Professor of Medicine, Harvard Medical School
Principal Faculty, Harvard Stem Cell Institute
Dana-Farber Cancer Institute/Harvard Medical School
Metastasis is the process of a cancer spreading to a new organ site and it is the primary cause of breast cancer-related death. Improving treatment response will reduce the occurrence of metastases and improve breast cancer outcomes. Over the course of her BCRF-supported research, Dr. Polyak has found that tumors are made up of a diverse collection of cancer cells with very different properties and that the more regional heterogeneity is observed within a tumor, the more likely it is that the tumor will not respond to treatment and will progress to metastatic disease. Expanding on these studies she found that regional heterogeneity within tumors leads to the selection of cancer cell populations with different properties. In the coming year, she will continue these studies to characterize regional heterogeneity in the tumor microenvironment and determine potential associations between microenvironmental and tumor cell genetic heterogeneity. She will place special emphasis to tumor-infiltrating leukocytes, since leukocytes are one of the most mobile cell populations within tumors and they have both tumor suppressive (e.g., anti-tumor immune response) and tumor promoting (e.g., secreting proteins that enhance tumor cell proliferation) properties. The successful completion of the project will improve our understanding of how the microenvironment and the immune system shape breast tumor evolution. This knowledge can be the used for the design of more effective combination therapies that target both the cancer cells and their microenvironment.
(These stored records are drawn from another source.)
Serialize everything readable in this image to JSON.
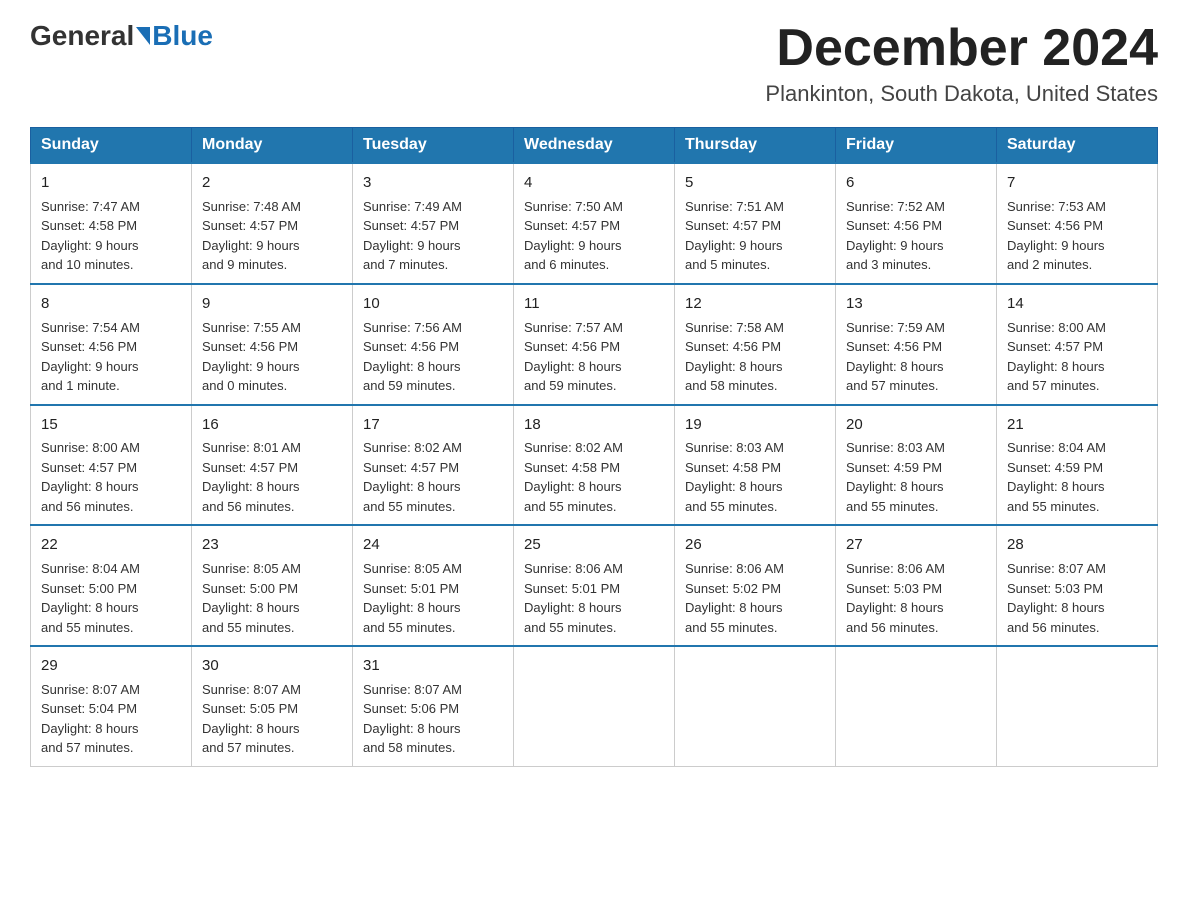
{
  "logo": {
    "general": "General",
    "blue": "Blue"
  },
  "title": "December 2024",
  "location": "Plankinton, South Dakota, United States",
  "days_of_week": [
    "Sunday",
    "Monday",
    "Tuesday",
    "Wednesday",
    "Thursday",
    "Friday",
    "Saturday"
  ],
  "weeks": [
    [
      {
        "num": "1",
        "sunrise": "7:47 AM",
        "sunset": "4:58 PM",
        "daylight": "9 hours and 10 minutes."
      },
      {
        "num": "2",
        "sunrise": "7:48 AM",
        "sunset": "4:57 PM",
        "daylight": "9 hours and 9 minutes."
      },
      {
        "num": "3",
        "sunrise": "7:49 AM",
        "sunset": "4:57 PM",
        "daylight": "9 hours and 7 minutes."
      },
      {
        "num": "4",
        "sunrise": "7:50 AM",
        "sunset": "4:57 PM",
        "daylight": "9 hours and 6 minutes."
      },
      {
        "num": "5",
        "sunrise": "7:51 AM",
        "sunset": "4:57 PM",
        "daylight": "9 hours and 5 minutes."
      },
      {
        "num": "6",
        "sunrise": "7:52 AM",
        "sunset": "4:56 PM",
        "daylight": "9 hours and 3 minutes."
      },
      {
        "num": "7",
        "sunrise": "7:53 AM",
        "sunset": "4:56 PM",
        "daylight": "9 hours and 2 minutes."
      }
    ],
    [
      {
        "num": "8",
        "sunrise": "7:54 AM",
        "sunset": "4:56 PM",
        "daylight": "9 hours and 1 minute."
      },
      {
        "num": "9",
        "sunrise": "7:55 AM",
        "sunset": "4:56 PM",
        "daylight": "9 hours and 0 minutes."
      },
      {
        "num": "10",
        "sunrise": "7:56 AM",
        "sunset": "4:56 PM",
        "daylight": "8 hours and 59 minutes."
      },
      {
        "num": "11",
        "sunrise": "7:57 AM",
        "sunset": "4:56 PM",
        "daylight": "8 hours and 59 minutes."
      },
      {
        "num": "12",
        "sunrise": "7:58 AM",
        "sunset": "4:56 PM",
        "daylight": "8 hours and 58 minutes."
      },
      {
        "num": "13",
        "sunrise": "7:59 AM",
        "sunset": "4:56 PM",
        "daylight": "8 hours and 57 minutes."
      },
      {
        "num": "14",
        "sunrise": "8:00 AM",
        "sunset": "4:57 PM",
        "daylight": "8 hours and 57 minutes."
      }
    ],
    [
      {
        "num": "15",
        "sunrise": "8:00 AM",
        "sunset": "4:57 PM",
        "daylight": "8 hours and 56 minutes."
      },
      {
        "num": "16",
        "sunrise": "8:01 AM",
        "sunset": "4:57 PM",
        "daylight": "8 hours and 56 minutes."
      },
      {
        "num": "17",
        "sunrise": "8:02 AM",
        "sunset": "4:57 PM",
        "daylight": "8 hours and 55 minutes."
      },
      {
        "num": "18",
        "sunrise": "8:02 AM",
        "sunset": "4:58 PM",
        "daylight": "8 hours and 55 minutes."
      },
      {
        "num": "19",
        "sunrise": "8:03 AM",
        "sunset": "4:58 PM",
        "daylight": "8 hours and 55 minutes."
      },
      {
        "num": "20",
        "sunrise": "8:03 AM",
        "sunset": "4:59 PM",
        "daylight": "8 hours and 55 minutes."
      },
      {
        "num": "21",
        "sunrise": "8:04 AM",
        "sunset": "4:59 PM",
        "daylight": "8 hours and 55 minutes."
      }
    ],
    [
      {
        "num": "22",
        "sunrise": "8:04 AM",
        "sunset": "5:00 PM",
        "daylight": "8 hours and 55 minutes."
      },
      {
        "num": "23",
        "sunrise": "8:05 AM",
        "sunset": "5:00 PM",
        "daylight": "8 hours and 55 minutes."
      },
      {
        "num": "24",
        "sunrise": "8:05 AM",
        "sunset": "5:01 PM",
        "daylight": "8 hours and 55 minutes."
      },
      {
        "num": "25",
        "sunrise": "8:06 AM",
        "sunset": "5:01 PM",
        "daylight": "8 hours and 55 minutes."
      },
      {
        "num": "26",
        "sunrise": "8:06 AM",
        "sunset": "5:02 PM",
        "daylight": "8 hours and 55 minutes."
      },
      {
        "num": "27",
        "sunrise": "8:06 AM",
        "sunset": "5:03 PM",
        "daylight": "8 hours and 56 minutes."
      },
      {
        "num": "28",
        "sunrise": "8:07 AM",
        "sunset": "5:03 PM",
        "daylight": "8 hours and 56 minutes."
      }
    ],
    [
      {
        "num": "29",
        "sunrise": "8:07 AM",
        "sunset": "5:04 PM",
        "daylight": "8 hours and 57 minutes."
      },
      {
        "num": "30",
        "sunrise": "8:07 AM",
        "sunset": "5:05 PM",
        "daylight": "8 hours and 57 minutes."
      },
      {
        "num": "31",
        "sunrise": "8:07 AM",
        "sunset": "5:06 PM",
        "daylight": "8 hours and 58 minutes."
      },
      null,
      null,
      null,
      null
    ]
  ],
  "labels": {
    "sunrise": "Sunrise:",
    "sunset": "Sunset:",
    "daylight": "Daylight:"
  }
}
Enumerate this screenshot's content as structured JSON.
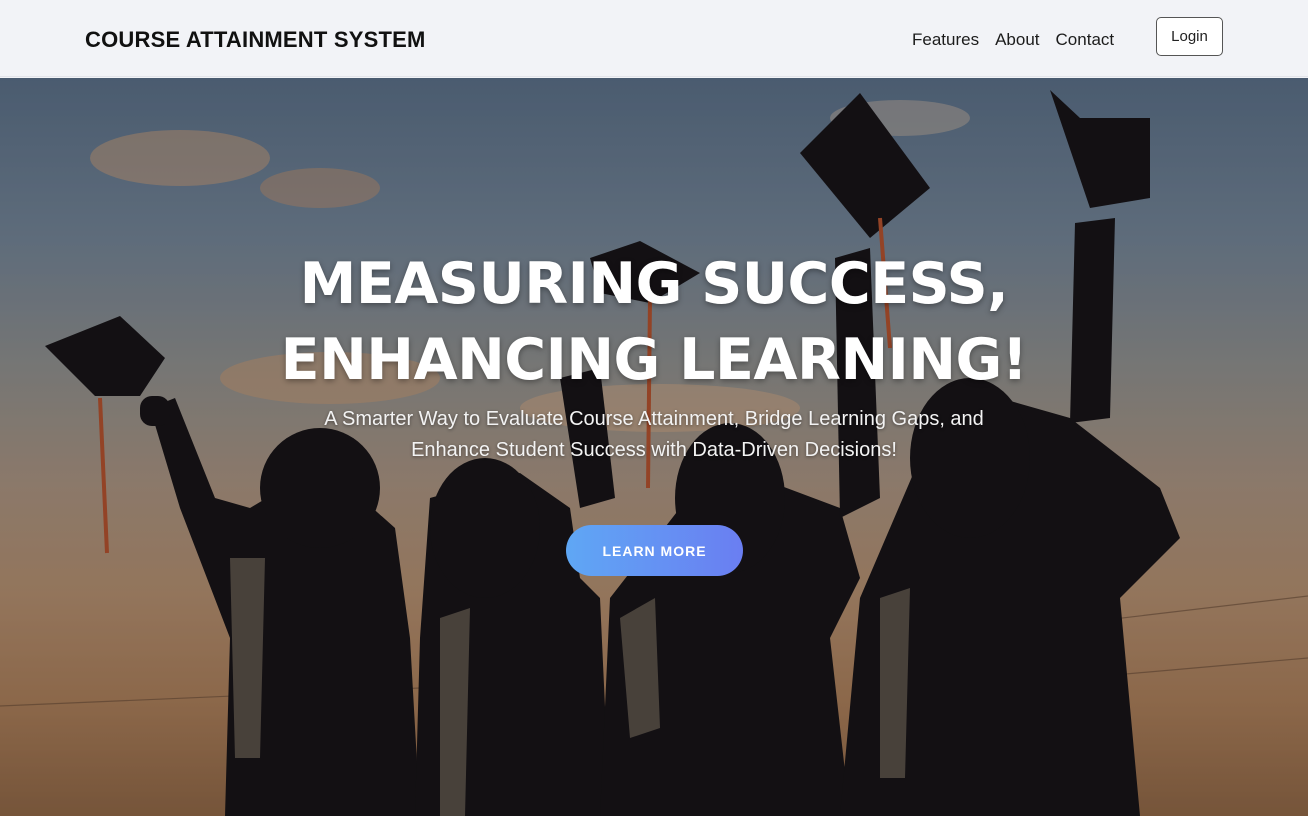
{
  "navbar": {
    "brand": "COURSE ATTAINMENT SYSTEM",
    "links": [
      "Features",
      "About",
      "Contact"
    ],
    "login_label": "Login"
  },
  "hero": {
    "headline_line1": "MEASURING SUCCESS,",
    "headline_line2": "ENHANCING LEARNING!",
    "subtext_line1": "A Smarter Way to Evaluate Course Attainment, Bridge Learning Gaps, and",
    "subtext_line2": "Enhance Student Success with Data-Driven Decisions!",
    "cta_label": "LEARN MORE",
    "background_image": "graduates-throwing-caps-at-sunset-photo"
  },
  "colors": {
    "nav_bg": "#f2f3f7",
    "brand_text": "#111111",
    "cta_gradient_start": "#5fa7f4",
    "cta_gradient_end": "#6a7ef2",
    "hero_text": "#ffffff"
  }
}
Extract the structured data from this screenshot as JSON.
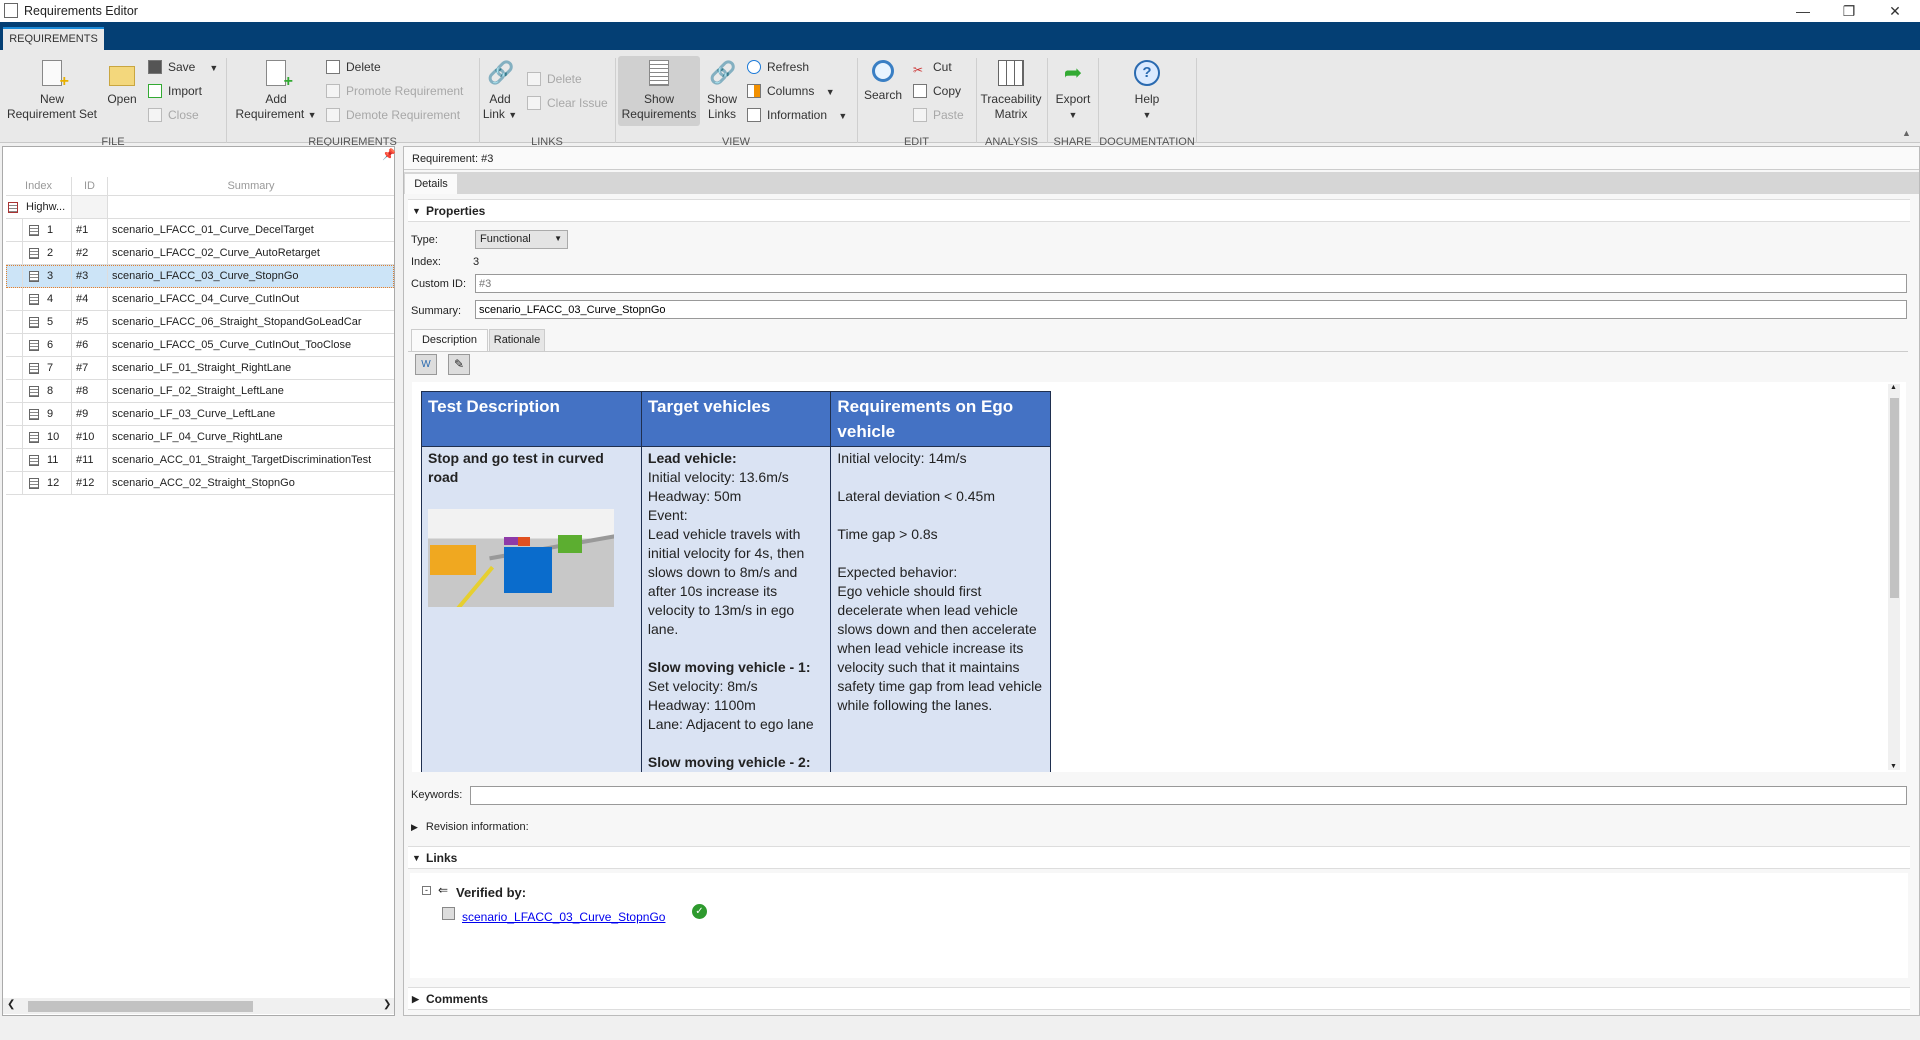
{
  "window": {
    "title": "Requirements Editor",
    "controls": [
      "minimize",
      "restore",
      "close"
    ]
  },
  "ribbon": {
    "tab": "REQUIREMENTS",
    "file": {
      "label": "FILE",
      "new_set": "New\nRequirement Set",
      "open": "Open",
      "save": "Save",
      "import": "Import",
      "close": "Close"
    },
    "requirements": {
      "label": "REQUIREMENTS",
      "add": "Add\nRequirement",
      "delete": "Delete",
      "promote": "Promote Requirement",
      "demote": "Demote Requirement"
    },
    "links": {
      "label": "LINKS",
      "add": "Add\nLink",
      "delete": "Delete",
      "clear_issue": "Clear Issue"
    },
    "view": {
      "label": "VIEW",
      "show_requirements": "Show\nRequirements",
      "show_links": "Show\nLinks",
      "refresh": "Refresh",
      "columns": "Columns",
      "information": "Information"
    },
    "edit": {
      "label": "EDIT",
      "search": "Search",
      "cut": "Cut",
      "copy": "Copy",
      "paste": "Paste"
    },
    "analysis": {
      "label": "ANALYSIS",
      "traceability": "Traceability\nMatrix"
    },
    "share": {
      "label": "SHARE",
      "export": "Export"
    },
    "documentation": {
      "label": "DOCUMENTATION",
      "help": "Help"
    }
  },
  "tree": {
    "columns": [
      "Index",
      "ID",
      "Summary"
    ],
    "root": "Highw...",
    "rows": [
      {
        "index": "1",
        "id": "#1",
        "summary": "scenario_LFACC_01_Curve_DecelTarget"
      },
      {
        "index": "2",
        "id": "#2",
        "summary": "scenario_LFACC_02_Curve_AutoRetarget"
      },
      {
        "index": "3",
        "id": "#3",
        "summary": "scenario_LFACC_03_Curve_StopnGo",
        "selected": true
      },
      {
        "index": "4",
        "id": "#4",
        "summary": "scenario_LFACC_04_Curve_CutInOut"
      },
      {
        "index": "5",
        "id": "#5",
        "summary": "scenario_LFACC_06_Straight_StopandGoLeadCar"
      },
      {
        "index": "6",
        "id": "#6",
        "summary": "scenario_LFACC_05_Curve_CutInOut_TooClose"
      },
      {
        "index": "7",
        "id": "#7",
        "summary": "scenario_LF_01_Straight_RightLane"
      },
      {
        "index": "8",
        "id": "#8",
        "summary": "scenario_LF_02_Straight_LeftLane"
      },
      {
        "index": "9",
        "id": "#9",
        "summary": "scenario_LF_03_Curve_LeftLane"
      },
      {
        "index": "10",
        "id": "#10",
        "summary": "scenario_LF_04_Curve_RightLane"
      },
      {
        "index": "11",
        "id": "#11",
        "summary": "scenario_ACC_01_Straight_TargetDiscriminationTest"
      },
      {
        "index": "12",
        "id": "#12",
        "summary": "scenario_ACC_02_Straight_StopnGo"
      }
    ]
  },
  "details": {
    "header": "Requirement: #3",
    "tab": "Details",
    "properties": {
      "title": "Properties",
      "type_label": "Type:",
      "type_value": "Functional",
      "index_label": "Index:",
      "index_value": "3",
      "custom_id_label": "Custom ID:",
      "custom_id_placeholder": "#3",
      "summary_label": "Summary:",
      "summary_value": "scenario_LFACC_03_Curve_StopnGo"
    },
    "subtabs": [
      "Description",
      "Rationale"
    ],
    "description_table": {
      "headers": [
        "Test Description",
        "Target vehicles",
        "Requirements on Ego vehicle"
      ],
      "col1": "Stop and go test in curved road",
      "col2": {
        "lead_title": "Lead vehicle:",
        "lead_lines": "Initial velocity: 13.6m/s\nHeadway: 50m\nEvent:\nLead vehicle travels with initial velocity for 4s, then slows down to 8m/s and after 10s increase its velocity to 13m/s in ego lane.",
        "slow1_title": "Slow moving vehicle - 1:",
        "slow1_lines": "Set velocity: 8m/s\nHeadway: 1100m\nLane: Adjacent to ego lane",
        "slow2_title": "Slow moving vehicle - 2:"
      },
      "col3": "Initial velocity: 14m/s\n\nLateral deviation < 0.45m\n\nTime gap > 0.8s\n\nExpected behavior:\nEgo vehicle should first decelerate when lead vehicle slows down and then accelerate when lead vehicle increase its velocity such that it maintains safety time gap from lead vehicle while following the lanes."
    },
    "keywords_label": "Keywords:",
    "keywords_value": "",
    "revision_label": "Revision information:",
    "links": {
      "title": "Links",
      "verified_by": "Verified by:",
      "item": "scenario_LFACC_03_Curve_StopnGo",
      "status": "verified"
    },
    "comments": "Comments"
  },
  "colors": {
    "ribbon_band": "#043f74",
    "table_header": "#4472c4",
    "table_body": "#dae3f3",
    "selection": "#cce4f7",
    "link": "#0000ee"
  }
}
Kornelia Polyak, MD, PhD is a Professor of Medicine at Dana-Farber Cancer Institute, Harvard Medical School, and is an internationally recognized leader in the breast cancer field. Research in Dr. Polyak’s laboratory is dedicated to the molecular analysis of human breast cancer with the goal of identifying differences between normal and cancerous breast tissue, determining their consequences, and using this information to improve the clinical management of breast cancer patients. Her lab has devoted much effort to develop new ways to study tumors as a whole and to apply interdisciplinary approaches. Using these methods, Dr. Polyak’s lab been at the forefront of studies analyzing purified cell populations from normal and neoplastic human breast tissue at genomic scale and in situ at single cell level and applying mathematical and ecological models for the better understanding of breast tumor evolution. She has also been successful with the clinical translation of her findings including the testing of efficacy of JAK and BET bromodomain inhibitors for the treatment of triple negative breast cancer in clinical trials. Dr. Polyak has received numerous awards including the Paul Marks Prize for Cancer Research in 2011 and the 2012 AACR Outstanding Investigator Award for Breast Cancer Research.